Stem Cells Technology Research Center, Shiraz University of Medical Sciences, Shiraz, Iran; Central Research Laboratory, Shiraz University of Medical Sciences, Shiraz, Iran.
Department of Medicinal Chemistry, School of Pharmacy, Iran University of Medical Sciences, Tehran, Iran.
Bioorg Chem. 2022 Dec;129:106140. doi: 10.1016/j.bioorg.2022.106140. Epub 2022 Sep 11.
In the current study, twenty-five indole-carbohydrazide derivatives linked to different aryl substitutions were rationally designed and synthesized. The structures of all derivatives were confirmed using different spectroscopic techniques including H NMR, C NMR, Mass spectrometry, and elemental analysis. The tyrosinase inhibitory activities of all synthetic compounds exhibited IC values in the range of 0.070 to > 100 μM. Structure-activity relationships showed that compounds 4f (R = 4-OH, IC = 0.070 μM), 8f (R = 4-OH, IC = 0.072 μM), and 19e (IC = 0.19 μM) with para-OH substituent at the R position was found to be the most active members of all three tested series. Kinetic studies exhibited that compounds 4f, 8f, and 19e are mixed-type inhibitors.
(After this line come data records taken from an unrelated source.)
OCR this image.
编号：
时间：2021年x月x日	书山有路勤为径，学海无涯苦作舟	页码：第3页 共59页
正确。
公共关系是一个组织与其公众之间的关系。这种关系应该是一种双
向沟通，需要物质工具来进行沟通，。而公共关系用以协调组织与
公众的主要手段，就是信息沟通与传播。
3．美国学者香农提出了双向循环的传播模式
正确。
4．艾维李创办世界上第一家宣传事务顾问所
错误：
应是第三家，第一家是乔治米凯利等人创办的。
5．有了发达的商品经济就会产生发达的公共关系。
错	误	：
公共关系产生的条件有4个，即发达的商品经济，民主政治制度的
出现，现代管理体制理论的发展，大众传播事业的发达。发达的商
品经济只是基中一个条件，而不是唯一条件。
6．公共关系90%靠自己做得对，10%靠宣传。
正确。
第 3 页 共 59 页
Furthermore, toxicity and cell-based anti-melanogenesis assessments were performed on the most potent derivatives and it was shown that 4f, 8f, and 19e had no toxicity at 8 µM and reduced the percent of melanin content to 68.43, 72.61, 73.47 at 8 μM, respectively. In silico analyses of absorption, distribution, metabolism, and excretion (ADME) profile of synthesized compounds showed that these molecules followed drug-likeness rules and acceptable predictive ADMET features. Results of the docking study were almost in line with biological results with ChemPLP values of 53.56 to 79.33. Also, the docking study showed the critical interactions of potent inhibitors with the active site of the enzyme which affects the potency of the synthesized hybrids. Based on molecular dynamic simulations, compound 4f exhibited pronounced interaction with the critical residues of the tyrosinase active site so that the indole ring participated in H-bond interaction with Gly281 and 4-hydroxy benzylidene recorded another H-bond interaction with Asp289 plus hydrophobic interactions with Phe292. Hydrazide linker also exhibited three H-bond interactions with His263 and Gly281.
在当前的研究中,设计并合成了 25 种吲哚-碳酰肼衍生物,这些衍生物与不同的芳基取代基相连。所有衍生物的结构均通过不同的光谱技术(包括 1H NMR、13C NMR、质谱和元素分析)得到确认。所有合成化合物的酪氨酸酶抑制活性均表现出 IC 值范围为 0.070->100 μM。构效关系研究表明,化合物 4f(R=4-OH,IC=0.070 μM)、8f(R=4-OH,IC=0.072 μM)和 19e(IC=0.19 μM)具有对位-OH 取代基的化合物是三个测试系列中最活跃的成员。动力学研究表明,化合物 4f、8f 和 19e 是混合抑制剂。此外,对最有效的衍生物进行了毒性和基于细胞的抗黑色素生成评估,结果表明 4f、8f 和 19e 在 8 μM 时没有毒性,并且将黑色素含量降低至 68.43%、72.61%和 73.47%。合成化合物的吸收、分布、代谢和排泄(ADME)特性的计算分析表明,这些分子遵循药物相似性规则和可接受的预测 ADMET 特征。对接研究的结果与生物学结果几乎一致,ChemPLP 值为 53.56 至 79.33。此外,对接研究表明,强抑制剂与酶活性位点的关键相互作用影响了合成杂化物的效力。基于分子动力学模拟,化合物 4f 与酪氨酸酶活性位点的关键残基表现出明显的相互作用,使吲哚环与 Gly281 发生氢键相互作用,4-羟基苯亚甲基与 Asp289 发生另一个氢键相互作用,并与 Phe292 发生疏水相互作用。酰肼连接基团还与 His263 和 Gly281 发生了三个氢键相互作用。